パッケージは映画のDVDと同じで、紙箱も説明書もなく非常にシンプル。
必要なHDDの空き容量は、テキストと図版で3.5GB、フル・インストールなら4.8GBが必要です。
こちらはWindows7(64bit)の環境で使用しているので気になりませんが、WindowsXPのハードでは、少々動作が重いかも知れません。
インターネットやWikipediaの普及で百科事典ばなれが進むなか、今もブリタニカは貴重な存在です。
こうした家庭用の百科事典は、いつも手許に情報を置いておけるという安心感があるからです。
記事の内容は毎年更新されているので、昔の百科事典のように内容が10年古いというようなこともありません。
この2011年版の場合、実際に発売されたのは2010年なので、2009年までの情報が入っています。
英国の事典なので、日本の百科事典とは扱う項目が異なりますが、日本についての情報もかなり押さえられています。
聖徳太子と十七条憲法、平家、関ヶ原の戦い、徳川光圀、高杉晋作、中江兆民、47都道府県、主要な観光地など。

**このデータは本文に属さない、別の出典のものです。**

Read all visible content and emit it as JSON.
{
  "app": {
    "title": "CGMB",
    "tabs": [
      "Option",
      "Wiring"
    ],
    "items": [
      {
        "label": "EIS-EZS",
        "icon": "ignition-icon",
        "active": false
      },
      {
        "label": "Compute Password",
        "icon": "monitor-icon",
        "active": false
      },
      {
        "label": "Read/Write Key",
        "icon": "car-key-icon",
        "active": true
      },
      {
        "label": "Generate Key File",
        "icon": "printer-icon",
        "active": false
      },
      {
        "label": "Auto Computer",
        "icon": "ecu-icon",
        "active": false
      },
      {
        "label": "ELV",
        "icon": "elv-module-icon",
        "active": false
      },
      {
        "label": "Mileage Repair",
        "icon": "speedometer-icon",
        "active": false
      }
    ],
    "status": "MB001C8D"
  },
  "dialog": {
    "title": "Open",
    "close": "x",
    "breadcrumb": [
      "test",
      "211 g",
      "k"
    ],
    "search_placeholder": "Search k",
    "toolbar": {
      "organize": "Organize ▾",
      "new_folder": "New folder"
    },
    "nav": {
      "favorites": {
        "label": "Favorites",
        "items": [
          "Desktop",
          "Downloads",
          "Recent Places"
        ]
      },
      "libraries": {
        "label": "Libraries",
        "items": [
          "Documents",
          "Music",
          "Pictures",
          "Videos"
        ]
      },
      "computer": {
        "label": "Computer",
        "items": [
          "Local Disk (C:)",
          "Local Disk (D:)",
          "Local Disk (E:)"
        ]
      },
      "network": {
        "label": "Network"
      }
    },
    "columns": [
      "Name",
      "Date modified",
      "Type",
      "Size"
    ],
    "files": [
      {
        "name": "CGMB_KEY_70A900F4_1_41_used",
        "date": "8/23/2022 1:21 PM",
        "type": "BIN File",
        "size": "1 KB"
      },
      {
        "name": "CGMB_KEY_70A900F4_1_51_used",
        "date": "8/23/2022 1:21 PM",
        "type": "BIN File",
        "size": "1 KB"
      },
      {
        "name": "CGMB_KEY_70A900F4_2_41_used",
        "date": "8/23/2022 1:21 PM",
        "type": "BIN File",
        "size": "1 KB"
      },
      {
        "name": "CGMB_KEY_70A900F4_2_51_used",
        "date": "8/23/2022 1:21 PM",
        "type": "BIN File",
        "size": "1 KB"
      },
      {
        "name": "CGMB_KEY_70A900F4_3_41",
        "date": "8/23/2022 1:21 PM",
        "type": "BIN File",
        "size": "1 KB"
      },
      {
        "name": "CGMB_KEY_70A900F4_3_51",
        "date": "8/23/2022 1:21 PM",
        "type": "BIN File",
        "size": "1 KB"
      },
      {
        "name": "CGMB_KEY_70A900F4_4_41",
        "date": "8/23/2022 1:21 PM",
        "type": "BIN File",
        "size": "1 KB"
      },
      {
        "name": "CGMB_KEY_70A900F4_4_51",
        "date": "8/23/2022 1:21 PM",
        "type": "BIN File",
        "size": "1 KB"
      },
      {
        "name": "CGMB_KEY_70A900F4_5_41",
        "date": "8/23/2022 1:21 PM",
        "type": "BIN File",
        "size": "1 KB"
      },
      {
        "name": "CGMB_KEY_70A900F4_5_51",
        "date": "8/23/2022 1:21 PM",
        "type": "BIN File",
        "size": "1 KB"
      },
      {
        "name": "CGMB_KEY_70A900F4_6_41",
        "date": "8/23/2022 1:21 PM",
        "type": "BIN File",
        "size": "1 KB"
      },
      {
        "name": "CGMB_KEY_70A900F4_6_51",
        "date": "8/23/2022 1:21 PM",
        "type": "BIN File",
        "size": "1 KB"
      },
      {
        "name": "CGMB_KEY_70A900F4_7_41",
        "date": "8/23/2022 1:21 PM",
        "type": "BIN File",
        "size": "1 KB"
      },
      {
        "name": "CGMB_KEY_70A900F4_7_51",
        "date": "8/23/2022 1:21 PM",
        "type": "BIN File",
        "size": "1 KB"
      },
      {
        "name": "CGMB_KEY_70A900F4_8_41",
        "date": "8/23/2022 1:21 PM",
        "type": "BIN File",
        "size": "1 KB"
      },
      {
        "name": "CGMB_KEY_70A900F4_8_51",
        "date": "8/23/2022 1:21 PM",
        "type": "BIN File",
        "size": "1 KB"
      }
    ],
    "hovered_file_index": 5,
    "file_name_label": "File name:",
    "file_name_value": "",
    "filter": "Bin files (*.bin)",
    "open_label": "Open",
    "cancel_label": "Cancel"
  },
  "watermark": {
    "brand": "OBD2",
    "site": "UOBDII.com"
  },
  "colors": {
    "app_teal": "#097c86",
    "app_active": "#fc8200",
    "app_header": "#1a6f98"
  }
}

一方、米国に帰化した生物学者の柳町隆造などは、今回このブリタニカで初めて名前を知りました。
電子事典ならではの機能では、知識の関連項目から内容が引けるBrainStormerが目を惹きます。
たとえば 「高杉晋作」 からBrainStormerを引くと、長州、萩、日本、下関、明治維新、陸軍、日本人という関連項目が出てきます。

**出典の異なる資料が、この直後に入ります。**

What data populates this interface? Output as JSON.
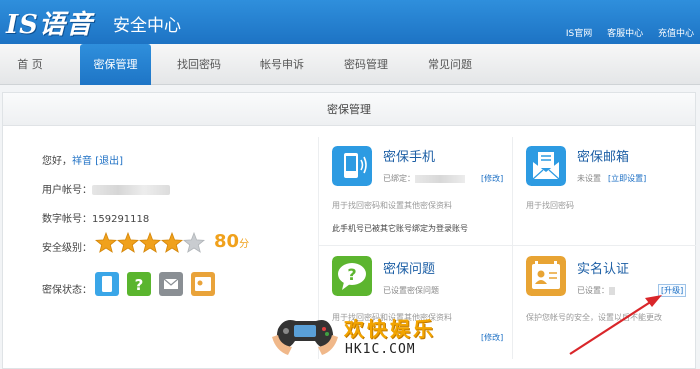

さらに関連項目から 「明治維新」 を選択すると、今度は岩倉具視をはじめ、維新に関わった人物一覧が表示されるといったぐあい。
(この一覧から大久保利通が抜けているのは、たぶん誤植でしょう)
一方、老舗の百科事典ならではという内容もあります。
Classicsという項目からは、過去ブリタニカに寄稿された、錚々たる著名人たちの記事を読むことができます。
マクスウェルの書いた 「エーテル」、アインシュタインによる 「時空」 の解説のほか、珍しいものでは、T・E・ロレンスの書いた 「ゲリラ」、リリアン・ギッシュが映画について記した 「映画:普遍の言語」 などという文章も収録されています。

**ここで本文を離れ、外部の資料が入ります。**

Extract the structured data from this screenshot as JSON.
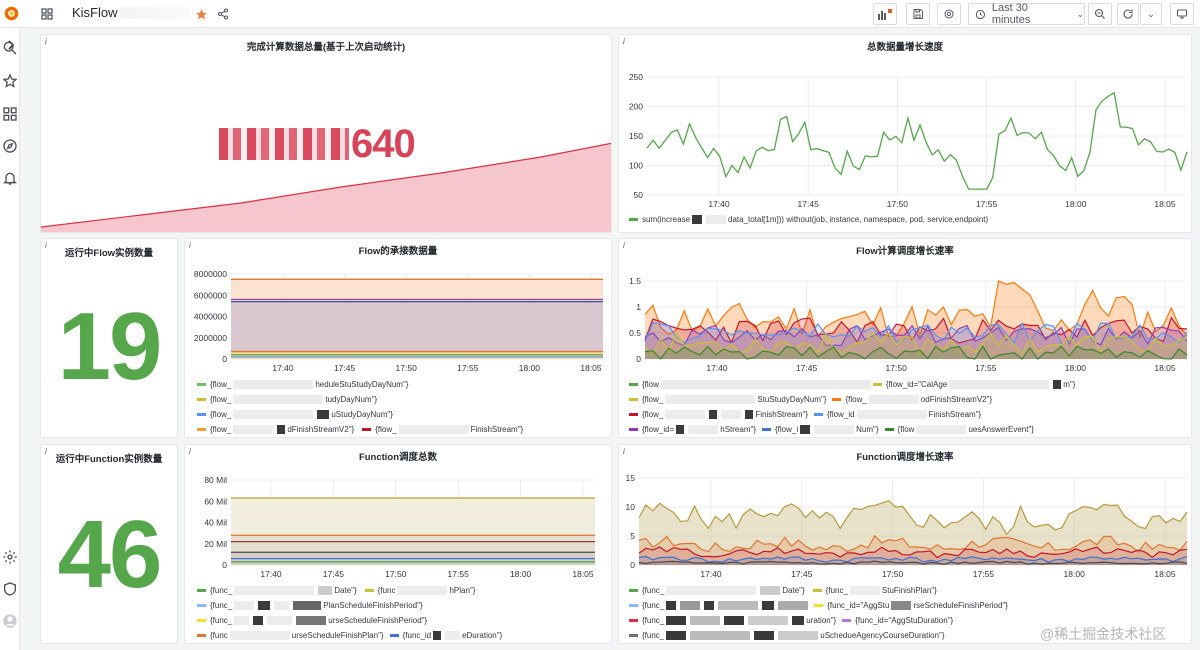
{
  "topbar": {
    "title": "KisFlow",
    "time_range": "Last 30 minutes"
  },
  "panels": {
    "total": {
      "title": "完成计算数据总量(基于上次启动统计)",
      "value_suffix": "640"
    },
    "rate": {
      "title": "总数据量增长速度",
      "y_ticks": [
        "250",
        "200",
        "150",
        "100",
        "50"
      ],
      "x_ticks": [
        "17:40",
        "17:45",
        "17:50",
        "17:55",
        "18:00",
        "18:05"
      ],
      "legend": [
        "sum(increase",
        "data_total[1m])) without(job, instance, namespace, pod, service,endpoint)"
      ]
    },
    "flow_count": {
      "title": "运行中Flow实例数量",
      "value": "19"
    },
    "flow_data": {
      "title": "Flow的承接数据量",
      "y_ticks": [
        "8000000",
        "6000000",
        "4000000",
        "2000000",
        "0"
      ],
      "x_ticks": [
        "17:40",
        "17:45",
        "17:50",
        "17:55",
        "18:00",
        "18:05"
      ],
      "legend": [
        [
          "{flow_",
          "heduleStuStudyDayNum\"}"
        ],
        [
          "{flow_",
          "tudyDayNum\"}"
        ],
        [
          "{flow_",
          "uStudyDayNum\"}"
        ],
        [
          "{flow_",
          "dFinishStreamV2\"}",
          "{flow_",
          "FinishStream\"}"
        ]
      ]
    },
    "flow_rate": {
      "title": "Flow计算调度增长速率",
      "y_ticks": [
        "1.5",
        "1",
        "0.5",
        "0"
      ],
      "x_ticks": [
        "17:40",
        "17:45",
        "17:50",
        "17:55",
        "18:00",
        "18:05"
      ],
      "legend": [
        [
          "{flow",
          "{flow_id=\"CalAge",
          "m\"}"
        ],
        [
          "{flow_",
          "StuStudyDayNum\"}",
          "{flow_",
          "odFinishStreamV2\"}"
        ],
        [
          "{flow_",
          "FinishStream\"}",
          "{flow_id",
          "FinishStream\"}"
        ],
        [
          "{flow_id=",
          "hStream\"}",
          "{flow_i",
          "Num\"}",
          "{flow",
          "uesAnswerEvent\"}"
        ]
      ]
    },
    "func_count": {
      "title": "运行中Function实例数量",
      "value": "46"
    },
    "func_total": {
      "title": "Function调度总数",
      "y_ticks": [
        "80 Mil",
        "60 Mil",
        "40 Mil",
        "20 Mil",
        "0"
      ],
      "x_ticks": [
        "17:40",
        "17:45",
        "17:50",
        "17:55",
        "18:00",
        "18:05"
      ],
      "legend": [
        [
          "{func_",
          "Date\"}",
          "{func",
          "hPlan\"}"
        ],
        [
          "{func_",
          "PlanScheduleFinishPeriod\"}"
        ],
        [
          "{func_",
          "urseScheduleFinishPeriod\"}"
        ],
        [
          "{func",
          "urseScheduleFinishPlan\"}",
          "{func_id",
          "eDuration\"}"
        ]
      ]
    },
    "func_rate": {
      "title": "Function调度增长速率",
      "y_ticks": [
        "15",
        "10",
        "5",
        "0"
      ],
      "x_ticks": [
        "17:40",
        "17:45",
        "17:50",
        "17:55",
        "18:00",
        "18:05"
      ],
      "legend": [
        [
          "{func_",
          "Date\"}",
          "{func_",
          "StuFinishPlan\"}"
        ],
        [
          "{func_",
          "{func_id=\"AggStu",
          "rseScheduleFinishPeriod\"}"
        ],
        [
          "{func_",
          "uration\"}",
          "{func_id=\"AggStuDuration\"}"
        ],
        [
          "{func_",
          "uSchedu",
          "eAgencyCourseDuration\"}"
        ]
      ]
    }
  },
  "watermark": "@稀土掘金技术社区",
  "colors": {
    "green": "#56a64b",
    "red": "#e02f44",
    "orange": "#ff780a",
    "accent": "#3d71d9"
  }
}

次から次へ項目を追い、つい、時間を忘れ読みふけってしまうというのが百科事典の楽しいところ。
このBritannica電子百科事典にも、さまざまな工夫により、そうした昔ながらの魅力が残されています。
そろそろ2012年版が発売される時期なので、新しいものをほしい人は、そちらを待って購入すると良いでしょう。